A remaining term that long could mean that you will be making a mortgage payment for the rest of your life. One other consideration: don’t forget about income taxes! If you are going to draw money from retirement savings in order to pay off your mortgage, you’ll have to pay ordinary income tax on the withdrawal.
You will have to factor those taxes into the equation. For example, if you owe $100,000 on your mortgage, and you have an effective federal and state marginal tax rate of 33%, you will have to withdraw $150,000 in order to pay off the mortgage and the taxes due on the withdrawal.
This is one of the major reasons why paying off a mortgage out of retirement savings is a move that you must be especially careful about. It doesn’t always make financial sense.
This question is especially difficult to answer without knowing what the reader’s income tax bracket is. If you move money from a 401(k) and a traditional IRA to a Roth IRA, you will have to pay ordinary income tax on the conversion. But whether or not they are going to convert to a Roth IRA will really depend on income taxes.

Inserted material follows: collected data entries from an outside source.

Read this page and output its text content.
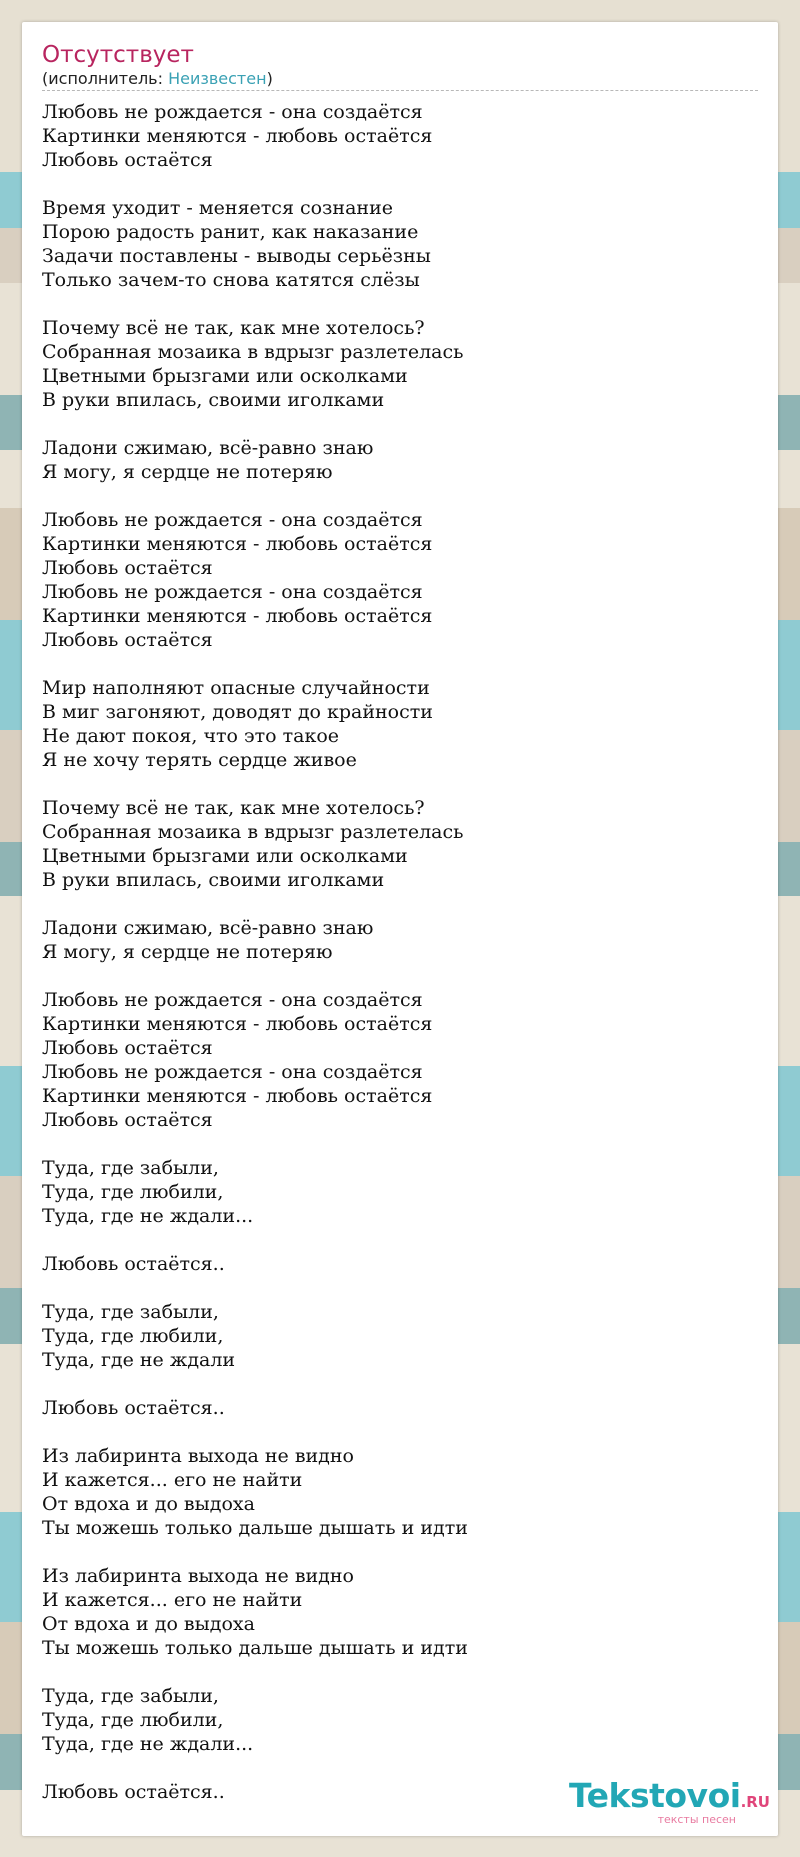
Отсутствует
(исполнитель: Неизвестен)
Любовь не рождается - она создаётся
Картинки меняются - любовь остаётся
Любовь остаётся
Время уходит - меняется сознание
Порою радость ранит, как наказание
Задачи поставлены - выводы серьёзны
Только зачем-то снова катятся слёзы
Почему всё не так, как мне хотелось?
Собранная мозаика в вдрызг разлетелась
Цветными брызгами или осколками
В руки впилась, своими иголками
Ладони сжимаю, всё-равно знаю
Я могу, я сердце не потеряю
Любовь не рождается - она создаётся
Картинки меняются - любовь остаётся
Любовь остаётся
Любовь не рождается - она создаётся
Картинки меняются - любовь остаётся
Любовь остаётся
Мир наполняют опасные случайности
В миг загоняют, доводят до крайности
Не дают покоя, что это такое
Я не хочу терять сердце живое
Почему всё не так, как мне хотелось?
Собранная мозаика в вдрызг разлетелась
Цветными брызгами или осколками
В руки впилась, своими иголками
Ладони сжимаю, всё-равно знаю
Я могу, я сердце не потеряю
Любовь не рождается - она создаётся
Картинки меняются - любовь остаётся
Любовь остаётся
Любовь не рождается - она создаётся
Картинки меняются - любовь остаётся
Любовь остаётся
Туда, где забыли,
Туда, где любили,
Туда, где не ждали...
Любовь остаётся..
Туда, где забыли,
Туда, где любили,
Туда, где не ждали
Любовь остаётся..
Из лабиринта выхода не видно
И кажется... его не найти
От вдоха и до выдоха
Ты можешь только дальше дышать и идти
Из лабиринта выхода не видно
И кажется... его не найти
От вдоха и до выдоха
Ты можешь только дальше дышать и идти
Туда, где забыли,
Туда, где любили,
Туда, где не ждали...
Любовь остаётся..	Tekstovoi.RU
тексты песен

Using the example above, of a combined federal and state marginal tax rate of 33%, the couple will lose one third of the transferred balance by moving the money to a Roth IRA.
Yes, they will be gaining tax-free income going forward, but not before their savings take a big hit on the transfer. It’s not just about paying the tax either.
Losing that much of your savings to income taxes upfront means you will also be earning less on your savings than you are right now.
For example, a 10% return on $300,000 will produce a $30,000 investment income per year. A 10% return on $200,000 – after paying 33% in income taxes on the conversion – reduces annual income to $20,000.
A better strategy may be to wait until after the couple actually retire, when their tax bracket is lower. At a marginal tax rate of say 15%, the conversion will make more sense.
A better strategy might be to leave their retirement savings where they are now, but begin making Roth contributions based on their current earned income. No indication is given as to how much longer they plan to work, but they can make contributions as long as they do.
They may even want to supplement those contributions with small amounts of conversions from their existing retirement plans. That will keep the tax bite on the conversions to a minimum.
I know I kind of went all over the place with these answers, but the questions were general, and open up a lot of possibilities. Hopefully, I’ve covered most of those possibilities for anyone who may be in a similar situation.